The firm’s lenders, which include RBS, HSBC and BNP Paribas, have agreed to help reduce its debts to around £275m by stumping up £75m and accepting £480m in new equity issued by Interserve. But this is at the cost of existing shareholders, whose stake in the company has been all but wiped out. They are left with just 2.75 per cent of the firm. They will, however, have the option to claw that £480m back through a so-called preemptive open offer.


The two months leading up to the announcement were not without their controversies. The Cabinet Office pushed back strongly on a proposal to sell off Interserve's profitable construction arm, RMD Kwikform, for fear it would leave the parent company virtually worthless. With 45,000 UK jobs on the line as well as vital public services from school meals to major construction projects, the government is determined to avoid another Carillion-style collapse.

The stakes were so high that, as one well-placed source said, chief executive Debbie White went 48 hours without sleep in the run-up to the deal's release. “I don’t know how she’s done it, it’s superhuman,” they said.

The problem

But as soon as White could finally get some shut-eye, 27 per cent shareholder Coltrane Asset Management rejected the plan and called for the heads of eight board members. The only person spared was White herself. It is set to approach other major investors in the firm – which include Standard Life and Hargreaves Lansdown – to do the same. A source close to the hedge fund said: “It cannot be right that the hedge funds who own Interserve’s debt double their money whilst shareholders get wiped out.”

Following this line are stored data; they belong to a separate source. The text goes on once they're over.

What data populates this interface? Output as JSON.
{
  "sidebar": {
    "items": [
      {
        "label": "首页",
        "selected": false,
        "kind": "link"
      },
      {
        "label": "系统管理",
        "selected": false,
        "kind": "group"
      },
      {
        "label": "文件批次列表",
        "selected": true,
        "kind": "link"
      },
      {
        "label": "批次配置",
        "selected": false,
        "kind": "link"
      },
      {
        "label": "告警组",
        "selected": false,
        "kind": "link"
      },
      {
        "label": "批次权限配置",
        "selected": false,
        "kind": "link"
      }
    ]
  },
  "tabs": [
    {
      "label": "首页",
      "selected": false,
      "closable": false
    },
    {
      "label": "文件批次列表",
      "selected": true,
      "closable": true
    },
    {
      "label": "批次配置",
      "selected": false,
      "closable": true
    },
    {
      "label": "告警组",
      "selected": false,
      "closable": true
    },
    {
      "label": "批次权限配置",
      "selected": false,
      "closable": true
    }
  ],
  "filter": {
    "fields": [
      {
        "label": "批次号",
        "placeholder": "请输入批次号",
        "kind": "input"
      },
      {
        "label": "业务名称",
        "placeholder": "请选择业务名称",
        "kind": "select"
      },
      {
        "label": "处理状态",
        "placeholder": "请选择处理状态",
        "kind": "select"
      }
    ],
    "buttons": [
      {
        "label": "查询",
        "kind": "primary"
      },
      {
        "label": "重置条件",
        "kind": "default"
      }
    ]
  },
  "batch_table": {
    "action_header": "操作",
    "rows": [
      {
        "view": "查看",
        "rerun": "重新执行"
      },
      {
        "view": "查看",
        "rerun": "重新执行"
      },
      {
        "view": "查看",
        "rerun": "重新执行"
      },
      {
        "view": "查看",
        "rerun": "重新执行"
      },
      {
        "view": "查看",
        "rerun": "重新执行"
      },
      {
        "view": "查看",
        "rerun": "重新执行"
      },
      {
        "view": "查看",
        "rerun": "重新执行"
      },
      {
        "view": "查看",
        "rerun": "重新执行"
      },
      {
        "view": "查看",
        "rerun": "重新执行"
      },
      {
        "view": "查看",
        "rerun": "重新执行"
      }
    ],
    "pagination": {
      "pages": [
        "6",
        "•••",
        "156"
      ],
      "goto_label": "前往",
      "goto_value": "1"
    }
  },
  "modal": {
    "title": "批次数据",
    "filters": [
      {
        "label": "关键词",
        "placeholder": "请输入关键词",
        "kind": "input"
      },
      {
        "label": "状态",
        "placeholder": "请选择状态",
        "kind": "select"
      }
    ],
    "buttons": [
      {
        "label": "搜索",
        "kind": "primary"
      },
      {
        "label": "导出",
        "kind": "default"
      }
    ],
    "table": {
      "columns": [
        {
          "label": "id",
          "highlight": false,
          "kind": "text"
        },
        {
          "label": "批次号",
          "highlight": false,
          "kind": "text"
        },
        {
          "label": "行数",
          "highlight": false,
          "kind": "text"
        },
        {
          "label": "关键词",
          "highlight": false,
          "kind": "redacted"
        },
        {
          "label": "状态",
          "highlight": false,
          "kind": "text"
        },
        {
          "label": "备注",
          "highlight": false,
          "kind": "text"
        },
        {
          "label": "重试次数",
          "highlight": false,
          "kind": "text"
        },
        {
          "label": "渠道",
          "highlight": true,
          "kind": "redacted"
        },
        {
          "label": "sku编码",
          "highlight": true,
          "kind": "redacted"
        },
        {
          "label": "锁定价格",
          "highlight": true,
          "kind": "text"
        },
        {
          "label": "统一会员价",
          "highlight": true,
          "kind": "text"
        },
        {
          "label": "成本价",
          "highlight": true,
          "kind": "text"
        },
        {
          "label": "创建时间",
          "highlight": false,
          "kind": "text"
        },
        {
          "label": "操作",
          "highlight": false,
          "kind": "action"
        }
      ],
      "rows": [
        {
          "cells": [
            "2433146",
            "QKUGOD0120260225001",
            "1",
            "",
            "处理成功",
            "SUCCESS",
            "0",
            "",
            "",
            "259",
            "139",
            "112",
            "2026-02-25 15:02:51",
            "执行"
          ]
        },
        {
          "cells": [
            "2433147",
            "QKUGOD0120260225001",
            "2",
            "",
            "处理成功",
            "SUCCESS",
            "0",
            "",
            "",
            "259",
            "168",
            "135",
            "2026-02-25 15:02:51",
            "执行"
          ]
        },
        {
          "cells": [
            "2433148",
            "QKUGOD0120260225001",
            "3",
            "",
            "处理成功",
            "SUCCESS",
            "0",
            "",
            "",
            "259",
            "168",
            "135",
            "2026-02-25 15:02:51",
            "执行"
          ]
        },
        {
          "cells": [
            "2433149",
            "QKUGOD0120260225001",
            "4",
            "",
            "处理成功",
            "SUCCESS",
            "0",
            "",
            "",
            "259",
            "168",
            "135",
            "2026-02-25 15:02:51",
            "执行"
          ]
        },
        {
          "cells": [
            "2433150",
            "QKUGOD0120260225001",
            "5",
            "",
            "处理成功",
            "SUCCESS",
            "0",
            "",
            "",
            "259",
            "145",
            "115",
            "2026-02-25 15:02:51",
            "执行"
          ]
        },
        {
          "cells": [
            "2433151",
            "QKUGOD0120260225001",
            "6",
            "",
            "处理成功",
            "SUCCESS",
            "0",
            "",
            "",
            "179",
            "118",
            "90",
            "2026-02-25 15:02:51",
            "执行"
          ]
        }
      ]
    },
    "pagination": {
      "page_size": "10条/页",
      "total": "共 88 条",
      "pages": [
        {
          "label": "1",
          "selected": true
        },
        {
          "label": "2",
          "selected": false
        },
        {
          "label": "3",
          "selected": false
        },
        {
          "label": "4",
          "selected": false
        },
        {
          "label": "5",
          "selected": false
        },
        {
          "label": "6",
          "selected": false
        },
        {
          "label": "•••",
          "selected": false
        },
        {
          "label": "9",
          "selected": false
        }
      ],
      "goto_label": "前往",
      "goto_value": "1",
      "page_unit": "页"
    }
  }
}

And it is not just the terms of the deal that have stoked fury at Coltrane. The source added the level of communication from Interserve’s board had been “consistently poor” for a long time. This feeling intensified in recent months with what Coltrane called “a series of opaque meetings followed by leaks which have had a predictable effect on the share price”.

The board has subsequently “created a problem where there did not need to be one,” the source added, leading to a "catastrophic erosion of shareholder value".

“If you’re not saying things in an accurate way investors will flee the ship because they think it’s sinking,” they told City A.M..

So what next?

Interserve needs 50 per cent of votes in favour of the rescue deal, in a ballot likely to happen in mid-March, otherwise it is expected to go into administration. The firm has had no engagement from Coltrane, City A.M. understands, save for the suggestion of two rescue specialists, David Frauman and Stuart Ross, to replace them. For all the hedge fund's criticism, it has not published any concrete alternative to the deal. As one source said: "The ball is now in Coltrane's court."


At this stage, whether the firm will go into administration or not is anyone's guess. But if Coltrane persuades more shareholders to go its way before the ballot, it will tee up an almighty tussle over the future of the public sector outsourcing giant.